Les frères Elicha Les frères Elicha Paris 1er 26.06.2013 #mode

On a toujours été bercé par cette culture du vêtement, du costume

Pour introduire la semaine des défilés Homme et mettre à l’honneur l’art du Tailoring, The Kooples orchestre une grande soirée musicale au Baron précédée d’un dîner « entre amis » à l’Hôtel d’Évreux. L’occasion pour Saywho d’aller à la rencontre des frères Elicha.

La mode : histoire de famille ou simple business ? (les parents Elicha ont fondé Comptoir des Cotonniers, ndlr)

C’est clairement une histoire de famille, car nous avons évolué dans le domaine de la mode grâce à nos parents. Raphaël s’occupe de la partie communication et  image, il prend les photos des collections. Laurent s’occupe de la collection femme et je (Alexandre) m’occupe de de la collection homme. Nous avons chacun des rôles déterminés mais cela ne nous empêche pas de nous inspirer les uns des autres.

Y a t-il eu des rencontres qui ont eu un impact sur votre parcours ?

Le styliste Patrick Grant. Il a repris en 2005 la maison Norton & Sons sur Savile Row, la rue des maîtres tailleurs du « sur-mesure » britannique. Grant nous a donné l’impulsion de créer The Kooples, avec le désir d’importer ce savoir-faire du Tailoring mêlé au chic parisien accessible. Il nous a aidé à créer notre premier patron. Celui-ci a par la suite été décliné pour tous nos modèles de pièces à manches.

Votre réseau a-t-il joué un rôle important dans la success story The Kooples ?

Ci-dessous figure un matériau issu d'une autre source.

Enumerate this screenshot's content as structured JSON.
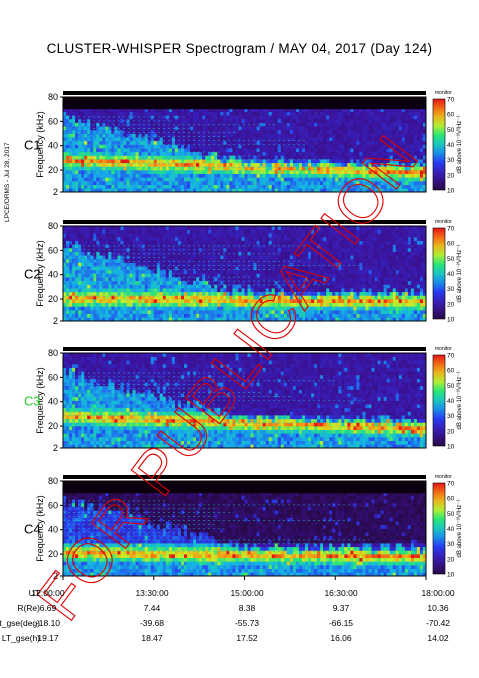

Oui, notre réseau familial principalement. Un impact majeur, même, car nous avons eu la chance de collaborer avec nos parents dès le début de l’aventure The Kooples. Ils ont été d’excellents professeurs et nous ont bien appris le métier. Concernant les amis, Patrick Eudeline a joué un rôle important. Il nous a beaucoup inspiré, de par son esprit, son attitude. Il nous a entouré dès le début.

Comment votre cercle The Kooples s’est-il créé ? Par opportunités mercantiles ou rencontres fortuites ?

Par des rencontres fortuites. Par exemple, Pete Doherty est venu vers nous car il était déjà client de la marque, et il possédait une réelle affinité avec elle. On l’a par la suite choisi pour représenter la marque, mais ce n’était pas calculé. On aime que les choses se fassent toutes seules, de manière naturelle.

Ce soir, vous recevez vos amis Place Vendôme en mettant à l’honneur l’art du Tailoring. Un concept 100% British… Pouvez-vous nous en parler un peu plus ?

On a toujours été bercé par cette culture du vêtement, du costume. The Kooples, c’est un mix entre le duc d’Edimbourg et Keith Richards. Le Tayloring, c’est ce côté dandy qui rappelle Oscar Wilde, George Brummel. On s’attache à garder cette authenticité vestimentaire qu’avaient les anglais de l’époque, avec tout ce que ça comprend (culture du costume, des détails) tout en ajoutant nos envies à nous, plus personnelles et issues d’influences variées. La veste ajustée se verra ainsi recouverte de petits détails, comme la doublure monogramme tête de mort.

Pourquoi avoir choisi la place Vendôme pour installer vos bureaux ?

C’est un lieu plein d’histoire, inspirant, très chic, qui peut rappeler le classicisme anglais. Le côté Savile Row mixé avec la Place Vendôme fonctionne donc assez bien.

Un couple que vous aimeriez habiller ?

Gainsbourg-Birkin, Pete Doherty-Kate Moss, Charlotte Gainsbourg – Yvan Attal

Finalement, The Kooples est rive gauche, rive droite, ou carrément d’outre-Manche ?

 Les trois à la fois, finalement sans le vouloir. Très parisiens, mais également très inspirés par l’Angleterre.